The project showed that people would map where there is imagery. But they’re interested in mapping the human elements, as well. The Red Cross hosted a mapping party, and went to Uganda to train locals to use OSM and fire responders. Locals annotated data with places names and restaurants. The local community received a map of the density of grass huts (a fire hazard).


John Crowley (@jcrowley) works at Camp Roberts to connect the top-down and bottom-up aid groups.

1. In law, agencies are having trouble navigating the policies that govern their use of crowd data
2. Trust in data, and trust in processes of VTCs
3. Security – the Arab Spring and Anonymous have shown that we can’t secure all the voices in a system
4. Voice – We could have a bigger collective capacity than we’ve ever had in human history. But what happens when that moves faster than our governments?

Agencies ask, how can we control this? Bad news is, you can’t. Good news is, we can begin to see how we can coordinate in this space. But we need to step outside of bureaucracies that only allow information to flow down.

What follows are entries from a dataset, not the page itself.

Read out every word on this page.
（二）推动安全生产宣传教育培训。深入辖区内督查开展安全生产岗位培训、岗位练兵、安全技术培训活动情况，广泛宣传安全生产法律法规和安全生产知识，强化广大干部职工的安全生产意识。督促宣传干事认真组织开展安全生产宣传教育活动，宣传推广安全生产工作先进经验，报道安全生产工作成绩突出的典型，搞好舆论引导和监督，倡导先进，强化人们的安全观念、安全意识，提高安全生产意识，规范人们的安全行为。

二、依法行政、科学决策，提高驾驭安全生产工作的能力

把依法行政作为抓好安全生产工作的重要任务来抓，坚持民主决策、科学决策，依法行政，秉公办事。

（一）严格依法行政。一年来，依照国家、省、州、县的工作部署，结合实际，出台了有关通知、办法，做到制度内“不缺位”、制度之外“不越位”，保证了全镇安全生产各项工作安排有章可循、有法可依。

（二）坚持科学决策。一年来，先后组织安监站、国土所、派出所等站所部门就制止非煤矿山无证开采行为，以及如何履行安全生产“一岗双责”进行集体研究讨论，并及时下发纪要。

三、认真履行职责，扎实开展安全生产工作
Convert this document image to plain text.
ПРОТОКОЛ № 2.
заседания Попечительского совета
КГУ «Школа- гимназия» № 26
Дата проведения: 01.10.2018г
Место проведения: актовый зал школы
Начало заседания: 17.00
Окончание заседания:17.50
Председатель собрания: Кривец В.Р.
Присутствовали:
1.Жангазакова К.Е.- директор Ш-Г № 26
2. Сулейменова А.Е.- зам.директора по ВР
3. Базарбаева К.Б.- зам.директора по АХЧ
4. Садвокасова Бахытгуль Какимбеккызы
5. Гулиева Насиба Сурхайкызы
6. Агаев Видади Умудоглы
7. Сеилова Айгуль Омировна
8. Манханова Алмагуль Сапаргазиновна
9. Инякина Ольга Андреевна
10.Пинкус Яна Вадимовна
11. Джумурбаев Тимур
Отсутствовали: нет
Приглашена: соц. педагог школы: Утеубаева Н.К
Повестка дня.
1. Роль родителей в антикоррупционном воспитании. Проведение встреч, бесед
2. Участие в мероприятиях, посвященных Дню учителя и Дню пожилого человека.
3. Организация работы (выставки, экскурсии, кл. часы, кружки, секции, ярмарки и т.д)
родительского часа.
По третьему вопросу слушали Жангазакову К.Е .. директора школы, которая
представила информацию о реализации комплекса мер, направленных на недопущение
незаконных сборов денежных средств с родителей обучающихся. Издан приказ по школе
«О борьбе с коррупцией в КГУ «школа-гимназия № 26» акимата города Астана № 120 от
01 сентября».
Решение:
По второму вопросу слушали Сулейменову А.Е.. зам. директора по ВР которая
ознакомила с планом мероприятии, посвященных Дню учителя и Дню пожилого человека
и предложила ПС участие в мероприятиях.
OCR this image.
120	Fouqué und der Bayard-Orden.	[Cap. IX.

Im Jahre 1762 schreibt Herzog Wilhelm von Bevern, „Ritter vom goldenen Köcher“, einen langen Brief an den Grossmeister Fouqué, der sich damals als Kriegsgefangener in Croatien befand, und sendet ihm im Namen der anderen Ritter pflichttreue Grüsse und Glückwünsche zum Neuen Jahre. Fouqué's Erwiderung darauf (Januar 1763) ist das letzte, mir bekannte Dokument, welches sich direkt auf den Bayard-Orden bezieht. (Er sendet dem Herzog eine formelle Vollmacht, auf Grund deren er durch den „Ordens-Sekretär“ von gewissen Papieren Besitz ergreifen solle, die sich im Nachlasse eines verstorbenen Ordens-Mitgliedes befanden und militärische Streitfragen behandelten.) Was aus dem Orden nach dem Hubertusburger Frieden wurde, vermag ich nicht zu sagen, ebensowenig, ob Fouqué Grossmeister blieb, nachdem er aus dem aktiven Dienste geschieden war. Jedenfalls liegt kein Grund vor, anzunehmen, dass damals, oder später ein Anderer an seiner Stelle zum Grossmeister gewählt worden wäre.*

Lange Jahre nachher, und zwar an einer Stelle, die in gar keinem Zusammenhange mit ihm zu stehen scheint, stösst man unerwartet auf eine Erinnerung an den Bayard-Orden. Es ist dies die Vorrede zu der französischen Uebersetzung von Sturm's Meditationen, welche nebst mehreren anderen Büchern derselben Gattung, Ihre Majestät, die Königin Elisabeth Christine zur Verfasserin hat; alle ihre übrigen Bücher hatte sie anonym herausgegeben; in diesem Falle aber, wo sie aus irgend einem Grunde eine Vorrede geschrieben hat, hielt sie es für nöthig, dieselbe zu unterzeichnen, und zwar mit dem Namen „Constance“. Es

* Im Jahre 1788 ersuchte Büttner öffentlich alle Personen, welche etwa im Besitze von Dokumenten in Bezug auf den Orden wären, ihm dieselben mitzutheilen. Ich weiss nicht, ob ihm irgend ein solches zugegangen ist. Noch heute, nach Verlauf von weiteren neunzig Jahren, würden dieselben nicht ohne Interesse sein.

We need space to fail, where it won’t disrupt actual operations. That is the purpose of Camp Roberts. Crashing is allowed. They bring together the players in the space to bridge capability gaps.

How do we repeat Haiti?
A range of actors not traditionally in the same space were brought together. An 18-month exercise brought them up against many legal and policy walls, but they were able to show the process worked.

FEMA came and asked about doing the same with tornadoes. Civil Air Patrol and many VTCs came together and designed a new workflow, which was used in Hurricane Isaac two weeks after it was created.

Can we scale this innovation process to all the other agencies around the world? It’s an Open Humanitarian Initiative.

This process of bringing people together into safe spaces requires combining the wisdom of the old with the innovation of the new. How can we bring together the human race to learn to heal itself?